In parallel, Israel also compelled hundreds of Palestinian refugee families in Gaza to accept a one-way ticket to Paraguay, Brazil or Libya. An Israeli agency would promise farmland or property, or help obtain new passports & jobs. In many cases, however, the Israeli offers were not fulfilled, despite Palestinian protest at Israeli embassies abroad. The result was the assassination of the secretary of the Israeli ambassador in Paraguay in 1970, which put an abrupt end to the plan. 
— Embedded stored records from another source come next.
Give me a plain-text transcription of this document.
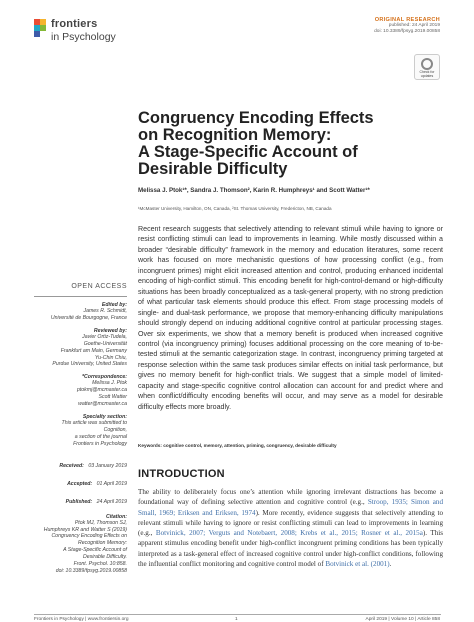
frontiers
in Psychology
ORIGINAL RESEARCH
published: 24 April 2019
doi: 10.3389/fpsyg.2019.00858
Check for updates
Congruency Encoding Effects
on Recognition Memory:
A Stage-Specific Account of
Desirable Difficulty
Melissa J. Ptok¹*, Sandra J. Thomson², Karin R. Humphreys¹ and Scott Watter¹*
¹McMaster University, Hamilton, ON, Canada, ²St. Thomas University, Fredericton, NB, Canada
Recent research suggests that selectively attending to relevant stimuli while having to ignore or resist conflicting stimuli can lead to improvements in learning. While mostly discussed within a broader “desirable difficulty” framework in the memory and education literatures, some recent work has focused on more mechanistic questions of how processing conflict (e.g., from incongruent primes) might elicit increased attention and control, producing enhanced incidental encoding of high-conflict stimuli. This encoding benefit for high-control-demand or high-difficulty situations has been broadly conceptualized as a task-general property, with no strong prediction of what particular task elements should produce this effect. From stage processing models of single- and dual-task performance, we propose that memory-enhancing difficulty manipulations should strongly depend on inducing additional cognitive control at particular processing stages. Over six experiments, we show that a memory benefit is produced when increased cognitive control (via incongruency priming) focuses additional processing on the core meaning of to-be-tested stimuli at the semantic categorization stage. In contrast, incongruency priming targeted at response selection within the same task produces similar effects on initial task performance, but gives no memory benefit for high-conflict trials. We suggest that a simple model of limited-capacity and stage-specific cognitive control allocation can account for and predict where and when conflict/difficulty encoding benefits will occur, and may serve as a model for desirable difficulty effects more broadly.
Keywords: cognitive control, memory, attention, priming, congruency, desirable difficulty
OPEN ACCESS
Edited by:
James R. Schmidt,
Université de Bourgogne, France
Reviewed by:
Javier Ortiz-Tudela,
Goethe-Universität
Frankfurt am Main, Germany
Yu-Chin Chiu,
Purdue University, United States
*Correspondence:
Melissa J. Ptok
ptokmj@mcmaster.ca
Scott Watter
watter@mcmaster.ca
Specialty section:
This article was submitted to
Cognition,
a section of the journal
Frontiers in Psychology
Received: 03 January 2019
Accepted: 01 April 2019
Published: 24 April 2019
Citation:
Ptok MJ, Thomson SJ,
Humphreys KR and Watter S (2019)
Congruency Encoding Effects on
Recognition Memory:
A Stage-Specific Account of
Desirable Difficulty.
Front. Psychol. 10:858.
doi: 10.3389/fpsyg.2019.00858
INTRODUCTION
The ability to deliberately focus one’s attention while ignoring irrelevant distractions has become a foundational way of defining selective attention and cognitive control (e.g., Stroop, 1935; Simon and Small, 1969; Eriksen and Eriksen, 1974). More recently, evidence suggests that selectively attending to relevant stimuli while having to ignore or resist conflicting stimuli can lead to improvements in learning (e.g., Botvinick, 2007; Verguts and Notebaert, 2008; Krebs et al., 2015; Rosner et al., 2015a). This apparent stimulus encoding benefit under high-conflict incongruent priming conditions has been typically interpreted as a task-general effect of increased cognitive control under high-conflict conditions, following the influential conflict monitoring and cognitive control model of Botvinick et al. (2001).
Frontiers in Psychology | www.frontiersin.org	1	April 2019 | Volume 10 | Article 858
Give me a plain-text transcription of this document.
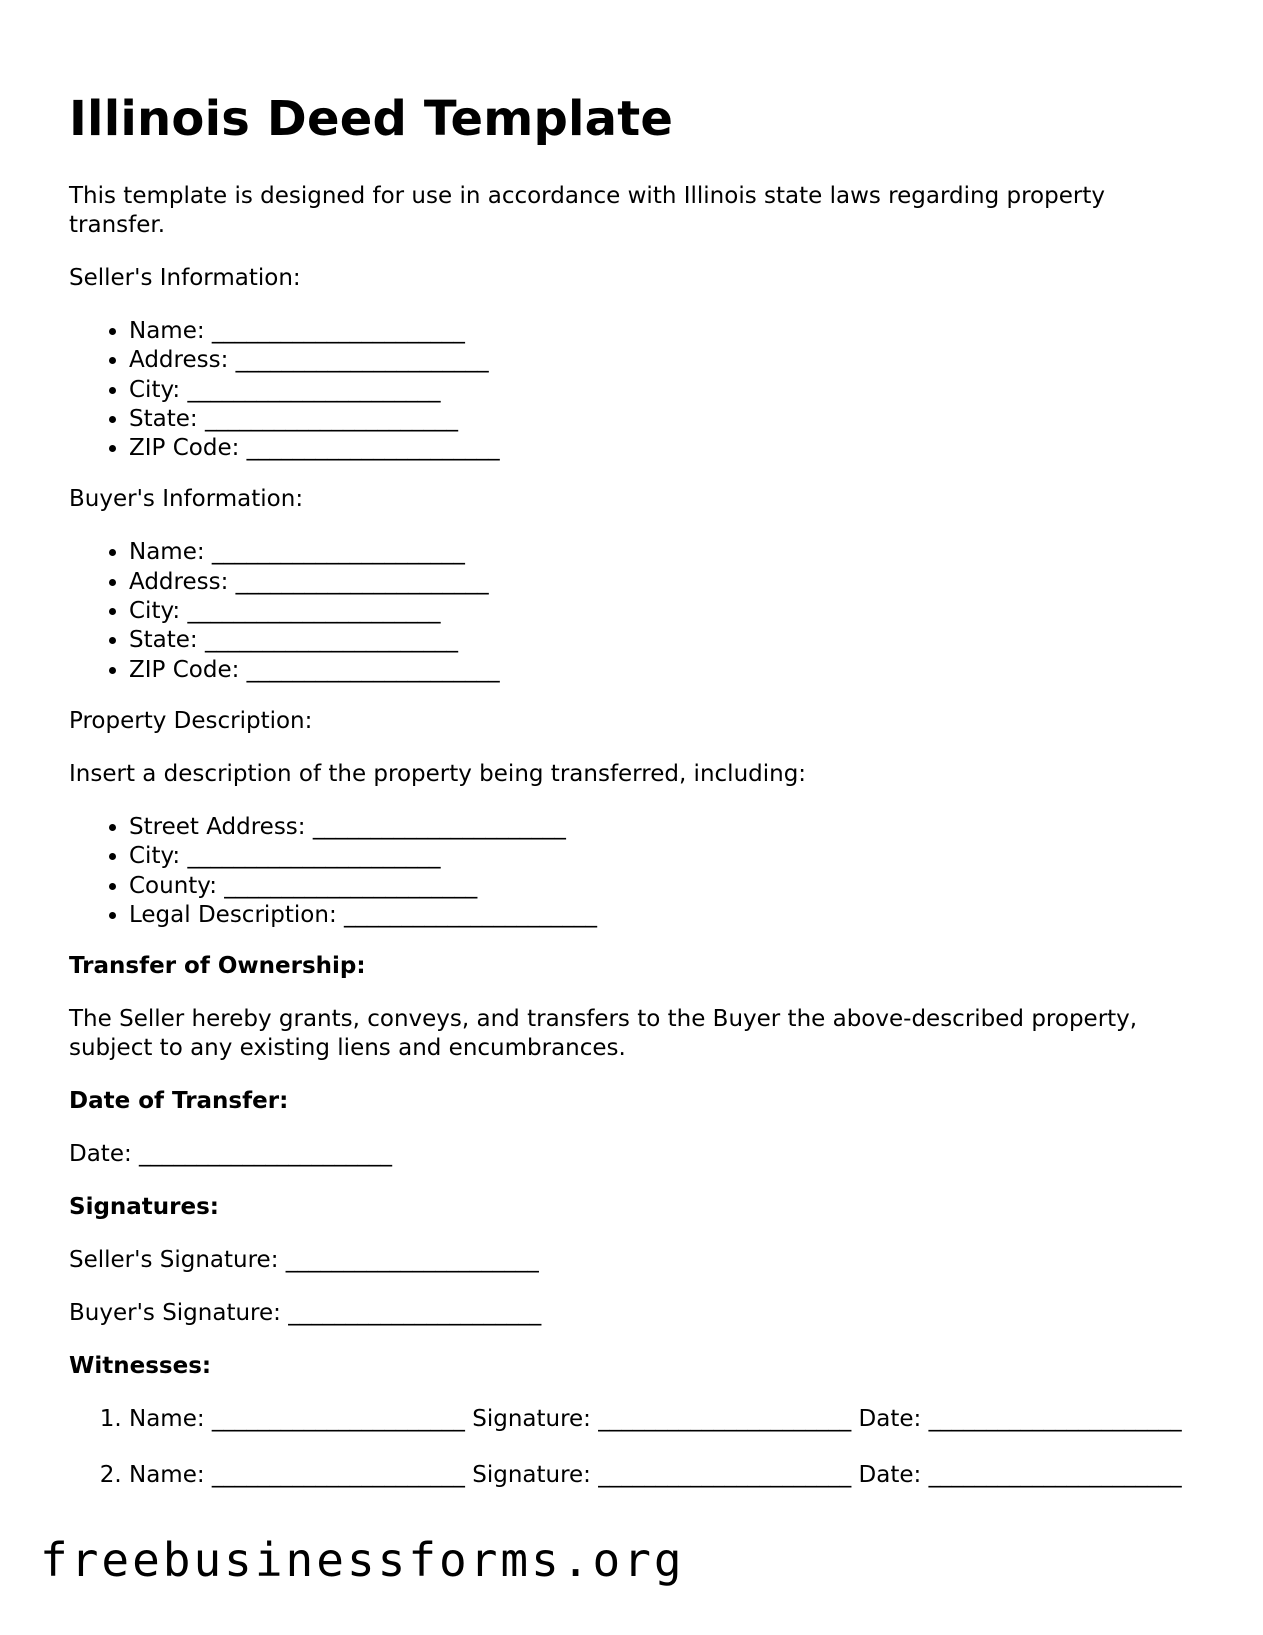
Illinois Deed Template

This template is designed for use in accordance with Illinois state laws regarding property transfer.

Seller's Information:

• Name: ______________________
• Address: ______________________
• City: ______________________
• State: ______________________
• ZIP Code: ______________________

Buyer's Information:

• Name: ______________________
• Address: ______________________
• City: ______________________
• State: ______________________
• ZIP Code: ______________________

Property Description:

Insert a description of the property being transferred, including:

• Street Address: ______________________
• City: ______________________
• County: ______________________
• Legal Description: ______________________

Transfer of Ownership:

The Seller hereby grants, conveys, and transfers to the Buyer the above-described property, subject to any existing liens and encumbrances.

Date of Transfer:

Date: ______________________

Signatures:

Seller's Signature: ______________________

Buyer's Signature: ______________________

Witnesses:

1. Name: ______________________ Signature: ______________________ Date: ______________________
2. Name: ______________________ Signature: ______________________ Date: ______________________
freebusinessforms.org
By August 1969, though, Israeli Prime Minister Golda Meir realized the project of depopulating Gaza was doomed to fail. Anyone who believed all the Palestinian refugees would “pack their belongings and leave in a caravan,’ was ‘delusional,’ in her words.

For Meir, Palestinians were not going to depart Gaza voluntarily en masse, but they could still be uprooted by force. In 1970-1, Israel went on a bombing campaign in Gaza, making 15,000 Palestinians homeless. A majority fled to al-Arish while some went to the West Bank. Meanwhile, Israel also expelled some 12,000 relatives of the Palestinian fedayeen, or militants, to camps in the Sinai.

All told, between 1968 and 1987, some 94,200 Gazans were compelled to leave, primarily young educated men looking for work. 

The Oslo Process put a temporary pause on Israel’s depopulation efforts. But, as soon as Oslo died, depopulation ideas re-emerged.

In November 2000, after the failure at Camp David, a senior Israeli military official, Giora Eiland proposed Gaza’s expansion into Sinai where Palestinians could establish a demilitarized Palestinian entity subject to Israeli control. 

Israel would give a piece of its desert wasteland to Egypt to compensate. This idea, known as the “Eiland Plan,” resurfaced again in 2004 and 2010 but then Egyptian President Hosni Mubarak rejected them outright.

The DNA of the State of Israel compels its leaders to want to "relocate", or "transfer" or ethnically cleanse its Palestinians. Israel wants to be a Jewish state in a land that is majority Palestinian. That's why it's in the DNA, it's inherent to the project itself. Alas, the project has reached its final destination: 1.4M Palestinians pushed to the last corner of historic Palestine, awaiting their expulsion.